The employment tribunal upheld Z’s claim. It found that A Ltd had constructive knowledge of Z’s disability because it had received GP certificates and a hospital certificate which evidenced a significant deterioration in her mental state. This, according to the tribunal, meant that there was a real question about her psychiatric health and A Ltd should have enquired into her mental wellbeing. Its failure to do so precluded A Ltd from denying that it ought to have known that Z was disabled. The tribunal held that Z’s dismissal was discrimination arising from a disability. It did not consider the dismissal to be objectively justified: the chief executive officer had decided on the spot to dismiss her. This was found to be intemperate and precipitative and anything but a proportionate thing to do. There had been no return to work meeting or enquiry into Z’s health or recent problems and no opportunity to consider a referral to OH or a medical expert.

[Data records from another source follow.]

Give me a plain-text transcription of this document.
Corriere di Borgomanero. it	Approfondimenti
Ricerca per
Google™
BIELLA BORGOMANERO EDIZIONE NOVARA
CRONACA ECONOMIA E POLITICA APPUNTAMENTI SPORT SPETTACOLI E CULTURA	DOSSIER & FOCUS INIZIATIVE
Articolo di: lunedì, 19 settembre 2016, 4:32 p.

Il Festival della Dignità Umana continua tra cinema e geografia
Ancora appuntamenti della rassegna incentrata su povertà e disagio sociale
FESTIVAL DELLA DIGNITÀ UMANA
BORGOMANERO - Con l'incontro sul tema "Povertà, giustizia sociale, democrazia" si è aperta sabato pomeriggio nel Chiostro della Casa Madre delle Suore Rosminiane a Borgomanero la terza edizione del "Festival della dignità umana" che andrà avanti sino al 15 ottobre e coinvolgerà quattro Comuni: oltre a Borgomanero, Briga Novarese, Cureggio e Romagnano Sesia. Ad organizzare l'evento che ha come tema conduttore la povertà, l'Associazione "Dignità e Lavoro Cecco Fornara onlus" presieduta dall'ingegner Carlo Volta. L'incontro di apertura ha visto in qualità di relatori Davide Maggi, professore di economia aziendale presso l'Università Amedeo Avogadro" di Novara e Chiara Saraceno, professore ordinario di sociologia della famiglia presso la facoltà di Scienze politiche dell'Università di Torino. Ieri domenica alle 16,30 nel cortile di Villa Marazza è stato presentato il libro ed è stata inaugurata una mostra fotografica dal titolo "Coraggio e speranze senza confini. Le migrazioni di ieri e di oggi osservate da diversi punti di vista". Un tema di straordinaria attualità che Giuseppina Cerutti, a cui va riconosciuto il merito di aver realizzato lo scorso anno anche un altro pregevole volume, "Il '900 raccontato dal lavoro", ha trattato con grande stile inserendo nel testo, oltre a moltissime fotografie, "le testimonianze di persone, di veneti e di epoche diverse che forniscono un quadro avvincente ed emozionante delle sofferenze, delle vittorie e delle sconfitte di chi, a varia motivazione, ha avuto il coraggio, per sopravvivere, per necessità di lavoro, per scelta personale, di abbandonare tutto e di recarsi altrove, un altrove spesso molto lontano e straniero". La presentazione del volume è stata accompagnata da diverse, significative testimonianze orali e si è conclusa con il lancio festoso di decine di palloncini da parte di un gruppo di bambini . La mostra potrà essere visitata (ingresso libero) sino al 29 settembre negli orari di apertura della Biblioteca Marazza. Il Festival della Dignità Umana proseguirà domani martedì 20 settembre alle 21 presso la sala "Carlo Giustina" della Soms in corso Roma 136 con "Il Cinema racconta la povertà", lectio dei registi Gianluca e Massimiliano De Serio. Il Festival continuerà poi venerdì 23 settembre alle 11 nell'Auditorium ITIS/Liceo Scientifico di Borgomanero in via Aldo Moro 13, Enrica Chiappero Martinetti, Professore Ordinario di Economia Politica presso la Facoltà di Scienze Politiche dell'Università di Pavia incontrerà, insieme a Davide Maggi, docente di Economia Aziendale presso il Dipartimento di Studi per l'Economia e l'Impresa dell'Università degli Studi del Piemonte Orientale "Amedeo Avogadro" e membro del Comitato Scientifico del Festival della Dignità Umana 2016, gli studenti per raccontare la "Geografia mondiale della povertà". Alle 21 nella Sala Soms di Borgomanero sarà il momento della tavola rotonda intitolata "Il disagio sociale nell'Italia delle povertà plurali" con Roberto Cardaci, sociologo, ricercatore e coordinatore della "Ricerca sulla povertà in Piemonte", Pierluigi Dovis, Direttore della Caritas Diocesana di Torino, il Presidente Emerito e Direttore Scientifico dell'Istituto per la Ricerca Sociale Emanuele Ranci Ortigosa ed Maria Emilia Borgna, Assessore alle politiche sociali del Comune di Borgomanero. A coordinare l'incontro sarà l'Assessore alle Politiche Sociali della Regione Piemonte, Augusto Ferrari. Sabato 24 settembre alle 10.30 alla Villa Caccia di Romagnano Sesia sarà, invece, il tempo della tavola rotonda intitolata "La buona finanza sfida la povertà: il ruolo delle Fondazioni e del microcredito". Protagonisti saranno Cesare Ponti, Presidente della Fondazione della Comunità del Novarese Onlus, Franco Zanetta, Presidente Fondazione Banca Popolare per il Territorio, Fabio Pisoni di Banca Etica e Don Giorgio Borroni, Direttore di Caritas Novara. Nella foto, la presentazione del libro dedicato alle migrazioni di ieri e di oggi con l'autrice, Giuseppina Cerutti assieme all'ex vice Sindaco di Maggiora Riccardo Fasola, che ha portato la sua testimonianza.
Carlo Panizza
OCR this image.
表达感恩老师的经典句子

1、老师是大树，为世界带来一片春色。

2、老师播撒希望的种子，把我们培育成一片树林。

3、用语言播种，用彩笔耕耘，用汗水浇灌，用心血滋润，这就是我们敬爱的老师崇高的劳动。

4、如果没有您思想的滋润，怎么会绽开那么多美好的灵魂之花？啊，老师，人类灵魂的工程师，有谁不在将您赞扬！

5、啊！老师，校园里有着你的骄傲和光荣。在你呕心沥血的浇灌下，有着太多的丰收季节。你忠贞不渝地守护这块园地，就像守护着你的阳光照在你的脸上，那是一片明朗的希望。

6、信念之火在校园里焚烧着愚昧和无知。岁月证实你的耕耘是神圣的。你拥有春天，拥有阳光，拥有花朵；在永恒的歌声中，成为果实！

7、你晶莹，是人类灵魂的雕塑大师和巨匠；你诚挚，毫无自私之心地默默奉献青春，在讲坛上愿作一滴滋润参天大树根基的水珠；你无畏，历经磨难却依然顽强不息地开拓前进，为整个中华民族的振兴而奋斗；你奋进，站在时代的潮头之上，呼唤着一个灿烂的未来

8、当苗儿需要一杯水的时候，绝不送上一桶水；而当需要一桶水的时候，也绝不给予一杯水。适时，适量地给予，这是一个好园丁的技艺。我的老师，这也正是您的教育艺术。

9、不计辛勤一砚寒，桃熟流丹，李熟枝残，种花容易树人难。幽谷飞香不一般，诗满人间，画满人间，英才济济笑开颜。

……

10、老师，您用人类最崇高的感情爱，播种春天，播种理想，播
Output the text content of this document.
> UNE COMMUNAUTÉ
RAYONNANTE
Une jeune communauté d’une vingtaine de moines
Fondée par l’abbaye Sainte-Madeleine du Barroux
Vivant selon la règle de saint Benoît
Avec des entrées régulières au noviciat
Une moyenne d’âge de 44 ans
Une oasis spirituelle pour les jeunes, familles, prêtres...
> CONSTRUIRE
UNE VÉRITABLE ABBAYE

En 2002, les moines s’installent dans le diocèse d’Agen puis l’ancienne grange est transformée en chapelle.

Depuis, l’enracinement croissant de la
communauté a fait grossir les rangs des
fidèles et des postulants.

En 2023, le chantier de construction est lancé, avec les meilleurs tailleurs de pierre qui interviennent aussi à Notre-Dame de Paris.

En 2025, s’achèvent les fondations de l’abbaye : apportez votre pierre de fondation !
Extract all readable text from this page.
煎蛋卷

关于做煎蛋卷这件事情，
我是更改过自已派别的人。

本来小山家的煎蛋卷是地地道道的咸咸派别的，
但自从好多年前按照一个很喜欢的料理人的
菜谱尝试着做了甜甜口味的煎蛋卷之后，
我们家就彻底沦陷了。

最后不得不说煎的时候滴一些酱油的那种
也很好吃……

A Ltd appealed to the EAT and the EAT upheld their appeal. The EAT considered that the tribunal had only asked itself what more A Ltd might reasonably have been expected to have done in terms of process. The tribunal should have also asked what A Ltd might then have reasonably been expected to know. The tribunal had made a finding of fact that Z would have continued to suppress information about her mental health problems, that she would have insisted that she was able to work normally, and she would not have agreed to an OH referral or medical examination that might have revealed her psychiatric history. Given this finding of fact, even if A Ltd could reasonably have been expected to do more to find out about Z’s health, it could not reasonably have been expected to know about her disability.

 

What does this mean for employers?

Workers may be reluctant to disclose information about mental health conditions due to concerns regarding stigma and prejudice they may face if they do so. Employers therefore have an obligation to proactively consider whether a worker has a disability, even where one has not been formally disclosed, particularly where there is a pattern of absence which suggests there could be an underlying health condition. Here the employee’s suppression of mental health issues and her insistence she was able to work normally meant the employer had done all it could and did not have constructive knowledge of the disability. This will always be fact specific.